AstroAI Workshop 2025
Sebsatian Ratzenboeck
Learning with Gaps: A Domain-Adaptive SBI Framework for Mapping Young Stars from Incomplete, Multi-Survey Data
Presenter: Sebsatian Ratzenboeck
Title: Learning with Gaps: A Domain-Adaptive SBI Framework for Mapping Young Stars from Incomplete, Multi-Survey Data
Date/Time: Monday, July 7th, 2:50 - 3:10 PM
Abstract: Identifying young stellar objects (YSOs) in the solar neighborhood is key to understanding the Galactic baryon cycle. By tracing where and when stars form, disperse, and inject energy into the interstellar medium, we gain insight into the processes that regulate star formation and feedback. Recent advances in 3D dust mapping and the availability of multi-wavelength data from surveys like Spitzer, 2MASS, WISE, Gaia, LAMOST, and APOGEE open the door to building a high-resolution 3D census of young stars. However, effectively using this data is challenging: surveys differ in wavelength coverage, sensitivity, and resolution, most stars are only partially observed, and simulations differ systematically from real observations. Traditional simulation-based inference (SBI) methods are poorly suited to this setting, as they assume complete, noise-homogeneous, and simulation-faithful data.
We present a domain-adaptive, multi-survey SBI framework designed to address these challenges. The model learns a shared latent space between synthetic and real data using survey-specific adapters and modality-specific encoders. It aligns simulations and observations through optimal transport and contrastive learning, and additionally uses cross-survey spectral pairs to improve consistency. Crucially, the architecture supports arbitrary combinations of photometric and spectroscopic inputs, handles missing modalities naturally, and enables inference across highly heterogeneous data regimes.

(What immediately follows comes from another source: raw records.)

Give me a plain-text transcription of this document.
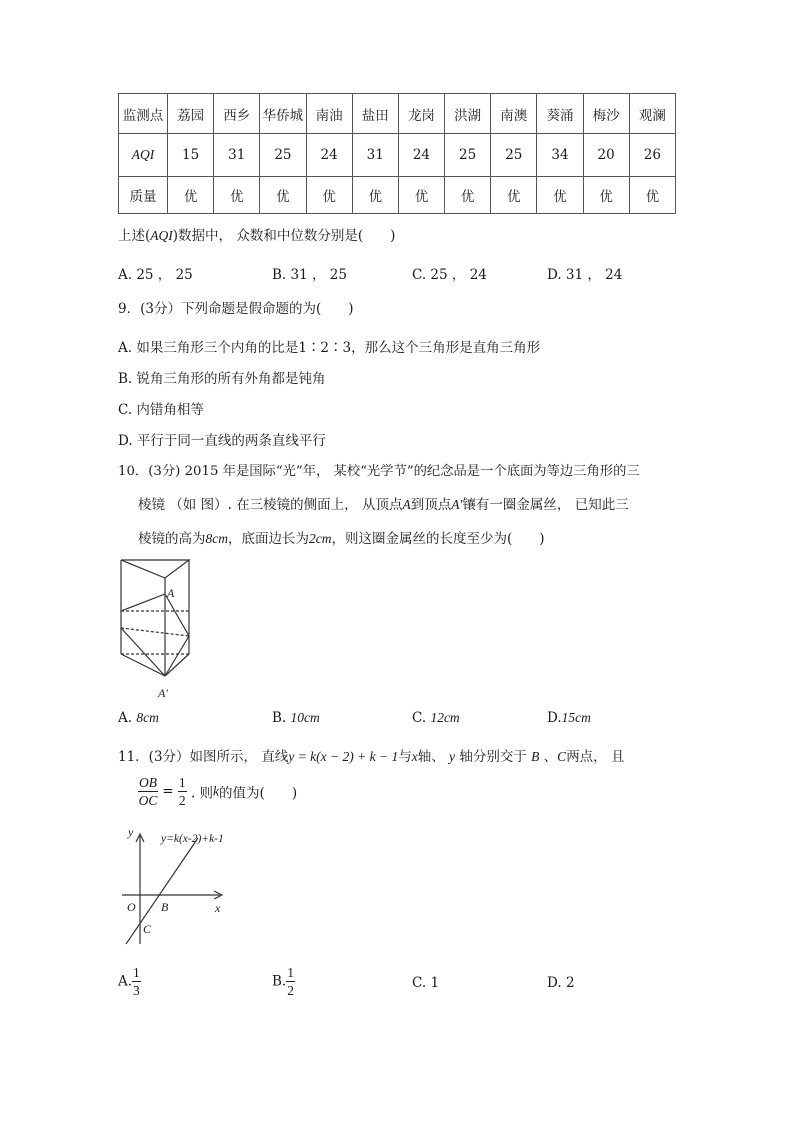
监测点	荔园	西乡	华侨城	南油	盐田	龙岗	洪湖	南澳	葵涌	梅沙	观澜
AQI	15	31	25	24	31	24	25	25	34	20	26
质量	优	优	优	优	优	优	优	优	优	优	优
上述(AQI)数据中， 众数和中位数分别是(　　)
A. 25 ， 25	B. 31 ， 25	C. 25 ， 24	D. 31 ， 24
9．(3分）下列命题是假命题的为(　　)
A. 如果三角形三个内角的比是1∶2∶3，那么这个三角形是直角三角形
B. 锐角三角形的所有外角都是钝角
C. 内错角相等
D. 平行于同一直线的两条直线平行
10．(3分) 2015 年是国际“光”年， 某校“光学节”的纪念品是一个底面为等边三角形的三
棱镜 （如 图）. 在三棱镜的侧面上， 从顶点A到顶点A′镶有一圈金属丝， 已知此三
棱镜的高为8cm，底面边长为2cm，则这圈金属丝的长度至少为(　　)
A
A′
A. 8cm	B. 10cm	C. 12cm	D.15cm
11．(3分）如图所示， 直线y = k(x − 2) + k − 1与x轴、 y 轴分别交于 B 、C两点， 且
$\frac{OB}{OC} = \frac{1}{2}$ . 则k的值为(　　)
y
x
y=k(x-2)+k-1
O B
C
A. $\frac{1}{3}$	B. $\frac{1}{2}$	C. 1	D. 2
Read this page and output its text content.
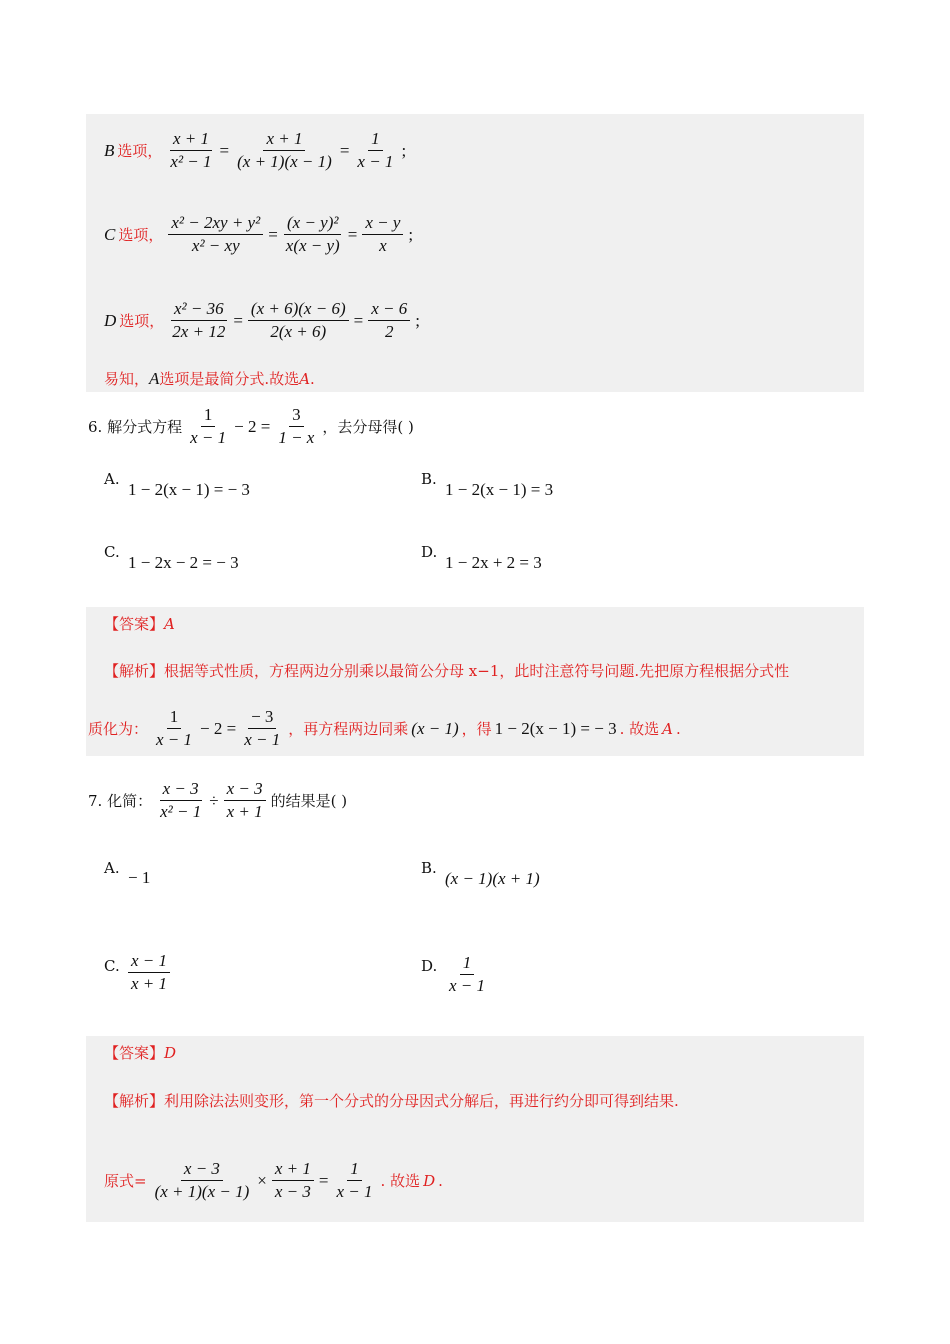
B 选项， $\frac{x + 1}{\text{x² − 1}} = \frac{x + 1}{(x + 1)(x - 1)} = \frac{1}{x - 1}$ ;
C 选项， $\frac{\text{x² − 2xy + y²}}{\text{x² − xy}} = \frac{\text{(x − y)²}}{x(x - y)} = \frac{x - y}{x}$ ;
D 选项， $\frac{\text{x² − 36}}{2x + 12} = \frac{(x + 6)(x - 6)}{2(x + 6)} = \frac{x - 6}{2}$ ;
易知，A选项是最简分式.故选A.
6. 解分式方程 $\frac{1}{x - 1} - 2 = \frac{3}{1 - x}$ ，去分母得( )
A.
1 − 2(x − 1) = − 3
B.
1 − 2(x − 1) = 3
C.
1 − 2x − 2 = − 3
D.
1 − 2x + 2 = 3
【答案】A
【解析】根据等式性质，方程两边分别乘以最简公分母 x−1，此时注意符号问题.先把原方程根据分式性
质化为： $\frac{1}{x - 1} - 2 = \frac{- 3}{x - 1}$ ，再方程两边同乘 (x − 1) ，得 1 − 2(x − 1) = − 3 . 故选 A .
7. 化简： $\frac{x - 3}{\text{x² − 1}} \div \frac{x - 3}{x + 1}$ 的结果是( )
A. − 1	B.
(x − 1)(x + 1)
C. $\frac{x - 1}{x + 1}$	D. $\frac{1}{x - 1}$
【答案】D
【解析】利用除法法则变形，第一个分式的分母因式分解后，再进行约分即可得到结果.
原式= $\frac{x - 3}{(x + 1)(x - 1)} \times \frac{x + 1}{x - 3} = \frac{1}{x - 1}$ . 故选 D .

At its core our method is a transformer-based flow matching model trained to learn the full joint distribution over stellar parameters (e.g. age, distance, extinction, Teff, logg) and observations. This architecture allows for learning complex feature dependencies, fast sampling at inference time, and flexible conditioning and marginalization over any subset of inputs. By unifying simulations and observations in a single probabilistic framework, our approach enables accurate YSO characterization and lays the groundwork for a bias-aware and self-consistent 3D map of recent star formation in the solar neighborhood.